US, Canada firms rethink Cash Management amid FX volatility
By Puja Sharma
US policy uncertainty stalls North American corporate investment as FX risk becomes boardroom issue
- 90% say policy uncertainty has delayed investment decisions
- 82% hedge currency risk, while 72% of non-hedgers are now considering hedging
- 81% have adjusted sourcing or manufacturing strategies due to dollar volatility
According to a report from advanced FX and cash management solutions provider MillTech, reveals that 90% of North American corporates have delayed investment decisions over the past 12 months due to US policy uncertainty, with 39% saying their decisions have been delayed significantly.
The MillTech North America Corporate FX Report 2026 analyses the findings from a survey of 250 senior finance decision-makers at mid-sized corporates across the US and Canada. The report explores how firms are adapting FX strategies amid policy uncertainty, dollar volatility, shifting rate expectations, supply-chain disruption and rapid technological change.
Federal Reserve / Bank of Canada rate policy is the biggest external factor influencing FX hedging strategy, selected by 38% of respondents, followed by US tariffs and trade policy (33%) and Middle East geopolitical tensions (28%).
This uncertainty is feeding directly into corporate operations, with 81% of firms saying recent dollar volatility has led them to adjust sourcing or manufacturing strategies in ways that impact FX transactions, including 32% that have significantly altered their supply chain.
Dollar volatility is also creating varied outcomes across the region, with almost three-quarters (72%) saying it has had a positive impact on FX returns, while 19% report a negative impact.

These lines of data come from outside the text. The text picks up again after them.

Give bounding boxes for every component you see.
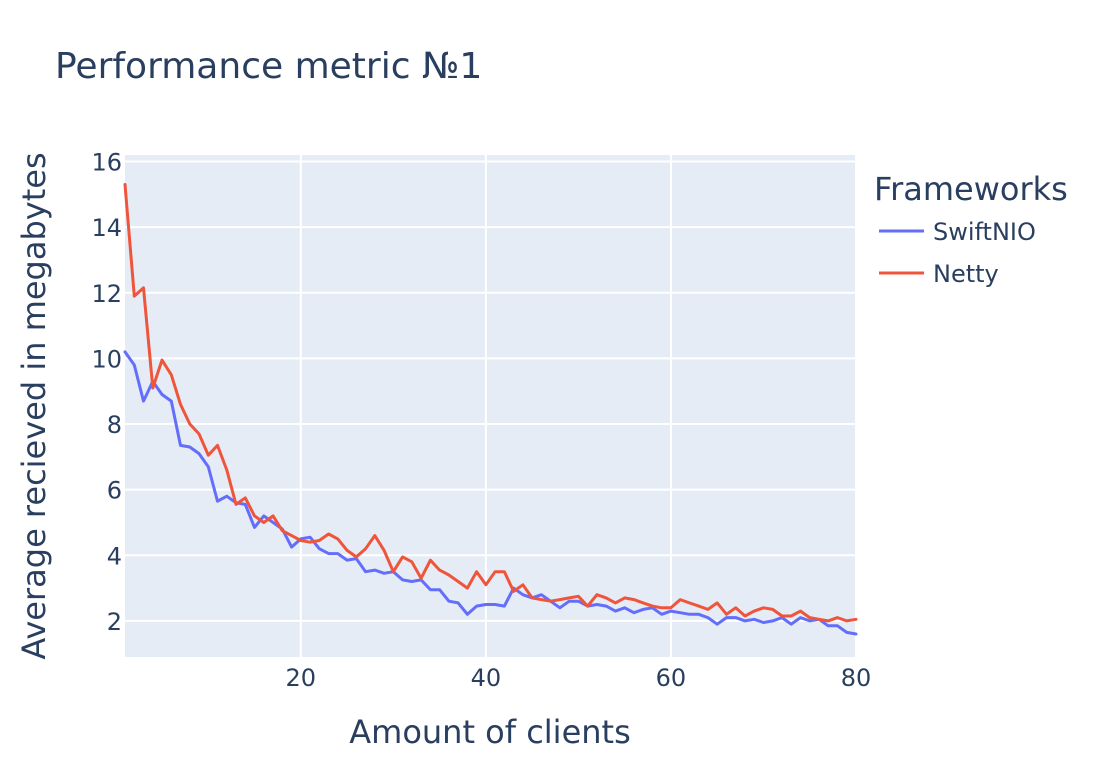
plot-area: [125, 155, 856, 657]
legend-label: SwiftNIO: [933, 218, 1036, 246]
y-tick-label: 4: [107, 542, 122, 570]
y-tick-label: 10: [91, 345, 122, 373]
series-lines: [123, 183, 858, 636]
x-tick-label: 60: [656, 664, 687, 692]
y-axis-title: Average recieved in megabytes: [15, 152, 53, 659]
axis-ticks: 20 40 60 80 2 4 6 8 10 12 14 16: [91, 149, 871, 692]
y-tick-label: 12: [91, 280, 122, 308]
y-tick-label: 2: [107, 608, 122, 636]
y-tick-label: 6: [107, 477, 122, 505]
x-tick-label: 20: [286, 664, 317, 692]
legend[interactable]: Frameworks SwiftNIO Netty: [874, 170, 1068, 288]
gridlines: [125, 155, 857, 657]
legend-label: Netty: [933, 260, 999, 288]
series-line-netty: [123, 183, 858, 623]
legend-title: Frameworks: [874, 170, 1068, 208]
y-tick-label: 14: [91, 214, 122, 242]
series-line-swiftnio: [123, 350, 858, 636]
y-tick-label: 8: [107, 411, 122, 439]
x-axis-title: Amount of clients: [349, 713, 631, 751]
legend-item-netty[interactable]: Netty: [879, 260, 999, 288]
legend-item-swiftnio[interactable]: SwiftNIO: [879, 218, 1036, 246]
chart-title: Performance metric №1: [55, 46, 482, 87]
x-tick-label: 80: [841, 664, 872, 692]
y-tick-label: 16: [91, 149, 122, 177]
x-tick-label: 40: [471, 664, 502, 692]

Hedging remains important but has dropped as firms recalibrate against an uncertain backdrop. Over four-fifths (82%) of North American corporates hedge forecastable currency risk, down from 91% in 2025 but broadly in line with 2024 and 2023. Among firms that do not currently hedge, 72% are now considering doing so given market conditions, the highest level in four years, suggesting the drop could be temporary.
There are ongoing cost pressures, though growth has eased slightly. The mean increase in hedging costs was 52% in 2026, down from 76% in 2025, while 8% of firms say hedging costs have more than doubled. Firms are also adjusting strategies in response to policy uncertainty, with 48% planning to increase hedge length and 47% planning to increase hedge ratio.
Key findings:
FX goes digital, but email use doubles – Online user interfaces are now the most common way to instruct FX transactions, used by 55% of firms. However, email has surged to 50%, more than doubling from 24% last year, while phone use has risen to 33%.

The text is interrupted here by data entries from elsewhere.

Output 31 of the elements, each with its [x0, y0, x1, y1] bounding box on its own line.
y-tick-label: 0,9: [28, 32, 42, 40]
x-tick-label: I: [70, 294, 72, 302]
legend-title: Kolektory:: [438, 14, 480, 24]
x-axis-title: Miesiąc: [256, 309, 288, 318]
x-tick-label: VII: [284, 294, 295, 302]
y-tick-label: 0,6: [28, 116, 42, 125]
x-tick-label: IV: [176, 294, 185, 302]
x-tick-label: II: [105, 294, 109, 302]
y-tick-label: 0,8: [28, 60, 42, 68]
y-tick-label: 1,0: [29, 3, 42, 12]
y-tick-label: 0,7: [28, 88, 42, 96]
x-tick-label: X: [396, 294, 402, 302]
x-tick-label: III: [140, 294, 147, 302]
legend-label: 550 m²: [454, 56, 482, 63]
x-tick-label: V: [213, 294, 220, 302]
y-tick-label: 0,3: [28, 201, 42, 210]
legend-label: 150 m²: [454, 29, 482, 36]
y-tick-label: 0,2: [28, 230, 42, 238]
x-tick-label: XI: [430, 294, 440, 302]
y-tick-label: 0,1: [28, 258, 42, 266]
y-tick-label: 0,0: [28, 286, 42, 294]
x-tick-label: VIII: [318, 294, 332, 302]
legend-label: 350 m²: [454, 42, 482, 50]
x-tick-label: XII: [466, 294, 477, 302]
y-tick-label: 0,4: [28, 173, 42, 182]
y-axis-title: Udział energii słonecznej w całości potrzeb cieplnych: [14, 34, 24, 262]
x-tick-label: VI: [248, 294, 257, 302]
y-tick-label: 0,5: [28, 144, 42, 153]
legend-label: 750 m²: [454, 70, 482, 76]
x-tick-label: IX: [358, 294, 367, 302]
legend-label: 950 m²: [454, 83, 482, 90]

Visibility is the new FX bottleneck – Lack of real-time data and transparency is the top operational challenge, cited by 28% of respondents. Getting comparative quotes ranks second (26%), while onboarding liquidity providers ranks third (26%).
Hedging barriers – Among firms that do not currently hedge, the top reason for not hedging is that capital is better deployed elsewhere (35%), followed by burdensome hedging infrastructure (30%), minimal exposure (22%) and cost (13%).

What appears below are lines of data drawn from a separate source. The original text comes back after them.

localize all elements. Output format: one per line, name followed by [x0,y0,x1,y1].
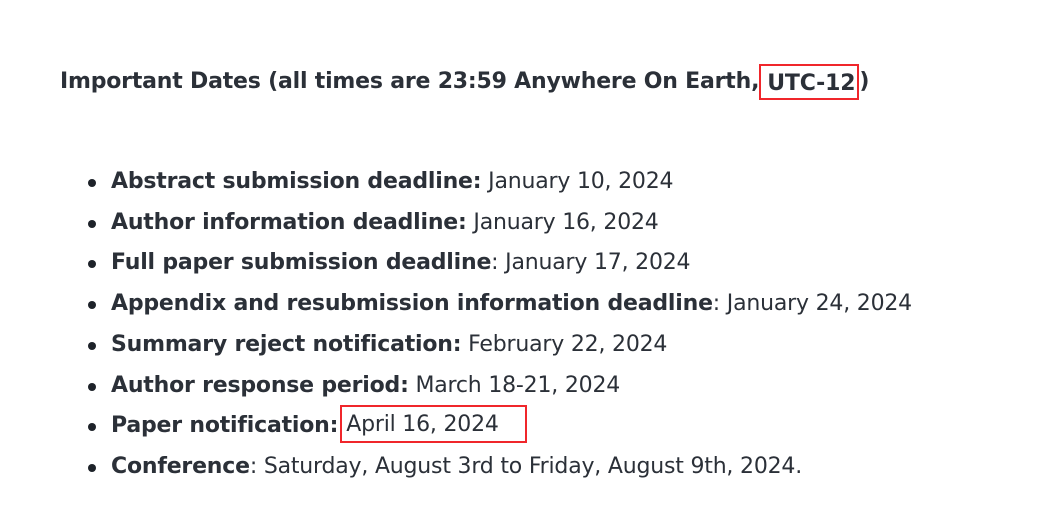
date-label: Author information deadline: [111,209,467,235]
date-separator: : [491,250,499,276]
date-item-abstract-submission: Abstract submission deadline: January 10… [88,162,912,203]
date-label: Abstract submission deadline: [111,169,482,194]
bullet-icon [88,260,96,269]
date-label: Summary reject notification: [111,331,462,357]
date-item-author-response: Author response period: March 18-21, 202… [88,366,912,407]
date-label: Conference [111,453,250,479]
date-item-full-paper-submission: Full paper submission deadline: January … [88,243,912,284]
date-value: January 24, 2024 [720,291,912,317]
dates-list: Abstract submission deadline: January 10… [88,162,912,488]
timezone-highlight: UTC-12 [759,64,860,100]
bullet-icon [88,341,96,350]
date-value: January 16, 2024 [466,209,659,235]
date-item-author-information: Author information deadline: January 16,… [88,203,912,244]
date-value: January 17, 2024 [498,250,691,276]
important-dates-heading: Important Dates (all times are 23:59 Any… [60,62,1050,102]
date-label: Paper notification: [111,413,339,439]
heading-timezone: UTC-12 [767,71,856,96]
date-item-conference: Conference: Saturday, August 3rd to Frid… [88,447,912,488]
bullet-icon [88,219,96,228]
date-label: Full paper submission deadline [111,250,492,276]
date-item-appendix-resubmission: Appendix and resubmission information de… [88,284,912,325]
date-label: Author response period: [111,372,409,398]
date-value: January 10, 2024 [481,169,674,194]
date-item-paper-notification: Paper notification: April 16, 2024 [88,405,912,447]
date-value: February 22, 2024 [461,331,668,357]
bullet-icon [88,382,96,391]
important-dates-section: Important Dates (all times are 23:59 Any… [60,62,1050,479]
date-label: Appendix and resubmission information de… [111,291,713,317]
date-item-summary-reject: Summary reject notification: February 22… [88,325,912,366]
bullet-icon [88,301,96,310]
bullet-icon [88,463,96,472]
date-separator: : [249,453,258,479]
date-separator: : [712,291,721,317]
heading-prefix: Important Dates (all times are 23:59 Any… [60,69,760,94]
date-value: March 18-21, 2024 [408,372,621,398]
heading-suffix: ) [859,69,870,94]
bullet-icon [88,423,96,432]
date-value: Saturday, August 3rd to Friday, August 9… [257,453,803,479]
bullet-icon [88,179,96,187]
paper-notification-date-highlight: April 16, 2024 [340,405,527,444]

Automation and AI move beyond adoption but barriers remain – Price discovery is the top process being considered for automation (48%), followed by risk identification (43%) and trade execution (43%). Almost every respondent is exploring AI, with process automation and risk management among the leading use cases. However, scaling AI safely remains a challenge, with model risk/governance concerns (19%), cyber/privacy concerns (18%), and integration (14%) the biggest barriers.
Eric Huttman, CEO of MillTech, commented: “North American corporates are facing a market where policy uncertainty is delaying investment decisions and reshaping business strategy. FX risk has become a boardroom issue. Our research shows that there is no single FX playbook that works for every corporate. Some firms are benefiting from dollar volatility; others are being hit hard by it. The firms that come out ahead will be those that build the right setup for their own exposures, combining disciplined hedging, multi-bank access, real-time visibility, stronger governance and intelligent automation.”